Drayage Crisis 2014

Drayage Crisis 2014

The fallout from the winter’s freeze and chain of storms underscores the systemic problems in North America’s port drayage infrastructure.

Congestion and delays at some of the largest North American ports — New York-New Jersey and Virginia on the East Coast and Los Angeles-Long Beach in the West — were percolating even before frustration among drayage drivers boiled over at Port Metro Vancouver in late February and March in the form of a walkout by union and non-union truckers.

As Bruce Wargo, president of the PierPass extended-gates program at Los Angeles-Long Beach, told the JOC’s TPM Conference just as the Vancouver strike was beginning, “Trucker dissatisfaction with marine terminals is not a local phenomenon. It’s a symptom of the real problem, which is the traditional delivery process most terminals have in place today.”

That process is only complicated by ever-larger ships straining terminals already constricted by the lack of 24/7 operations, a shortage of chassis equipment and truck drivers, and a cost-is-king philosophy among all supply chain interests that equates to no one ponying up the money that could help eliminate the chokepoints.

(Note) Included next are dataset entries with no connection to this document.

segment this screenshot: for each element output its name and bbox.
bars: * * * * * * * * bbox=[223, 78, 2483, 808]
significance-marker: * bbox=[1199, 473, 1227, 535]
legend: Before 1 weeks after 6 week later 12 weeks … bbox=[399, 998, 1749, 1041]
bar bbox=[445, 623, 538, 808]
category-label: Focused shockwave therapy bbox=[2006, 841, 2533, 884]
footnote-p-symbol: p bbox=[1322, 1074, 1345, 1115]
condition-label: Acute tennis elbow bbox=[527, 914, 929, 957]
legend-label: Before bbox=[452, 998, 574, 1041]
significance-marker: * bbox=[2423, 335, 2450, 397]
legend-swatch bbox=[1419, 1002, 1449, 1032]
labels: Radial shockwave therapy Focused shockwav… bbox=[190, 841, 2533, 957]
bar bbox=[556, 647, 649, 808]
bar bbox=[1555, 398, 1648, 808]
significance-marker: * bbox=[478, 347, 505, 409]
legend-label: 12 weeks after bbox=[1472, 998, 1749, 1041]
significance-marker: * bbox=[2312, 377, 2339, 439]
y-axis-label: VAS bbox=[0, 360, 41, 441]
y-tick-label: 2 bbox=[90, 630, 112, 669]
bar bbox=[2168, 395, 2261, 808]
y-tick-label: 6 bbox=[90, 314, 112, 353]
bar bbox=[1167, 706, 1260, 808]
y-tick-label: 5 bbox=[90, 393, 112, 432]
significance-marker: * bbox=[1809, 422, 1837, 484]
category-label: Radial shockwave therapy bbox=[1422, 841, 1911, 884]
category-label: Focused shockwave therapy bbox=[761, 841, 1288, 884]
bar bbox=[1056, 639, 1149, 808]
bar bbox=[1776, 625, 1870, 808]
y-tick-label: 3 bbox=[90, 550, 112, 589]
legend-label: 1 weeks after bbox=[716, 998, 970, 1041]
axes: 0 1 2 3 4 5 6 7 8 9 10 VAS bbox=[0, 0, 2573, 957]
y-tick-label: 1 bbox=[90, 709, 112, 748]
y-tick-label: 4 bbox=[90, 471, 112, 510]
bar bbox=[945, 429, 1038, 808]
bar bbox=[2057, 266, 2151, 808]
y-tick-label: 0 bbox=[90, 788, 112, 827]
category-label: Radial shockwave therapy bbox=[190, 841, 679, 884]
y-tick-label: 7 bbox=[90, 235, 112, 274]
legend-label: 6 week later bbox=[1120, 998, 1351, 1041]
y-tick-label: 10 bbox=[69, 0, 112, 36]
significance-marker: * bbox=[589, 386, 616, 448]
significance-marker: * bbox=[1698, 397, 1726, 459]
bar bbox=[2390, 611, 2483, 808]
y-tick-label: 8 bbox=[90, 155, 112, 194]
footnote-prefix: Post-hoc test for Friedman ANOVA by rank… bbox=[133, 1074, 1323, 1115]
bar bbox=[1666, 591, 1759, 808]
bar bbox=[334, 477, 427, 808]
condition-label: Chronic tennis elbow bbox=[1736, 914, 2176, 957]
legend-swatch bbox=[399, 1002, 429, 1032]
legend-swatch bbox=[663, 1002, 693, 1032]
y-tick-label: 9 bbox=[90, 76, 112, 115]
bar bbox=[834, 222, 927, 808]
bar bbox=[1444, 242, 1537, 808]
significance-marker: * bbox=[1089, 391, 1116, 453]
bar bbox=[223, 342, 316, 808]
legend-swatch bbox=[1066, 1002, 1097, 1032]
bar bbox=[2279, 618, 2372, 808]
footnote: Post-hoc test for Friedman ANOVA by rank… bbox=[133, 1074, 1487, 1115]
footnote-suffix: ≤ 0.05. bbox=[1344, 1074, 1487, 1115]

Perhaps most disturbing for beneficial cargo owners is that the powder keg is exploding at the slowest time of the year for North American imports. With the economy showing signs of accelerating, forecasts calling for strengthening volumes in the months ahead, and potential slowdowns looming this spring and summer during West Coast longshore labor talks, productivity could go from boiling over to imploding later this year.

Some ports are trying to get ahead of the problem, even if they’re already behind. New York-New Jersey and Virginia have formed task forces represented by various supply chain interests aimed at finding ways to improve port performance, including drayage issues.

The question is whether any proposals that emerge will be in time to prevent a complete breakdown. “At the rate things are going,” said Tom Heimgartner, president of Newark, N.J.-based drayage operator Best Transportation, “some of us may not be around” for any solutions to matter.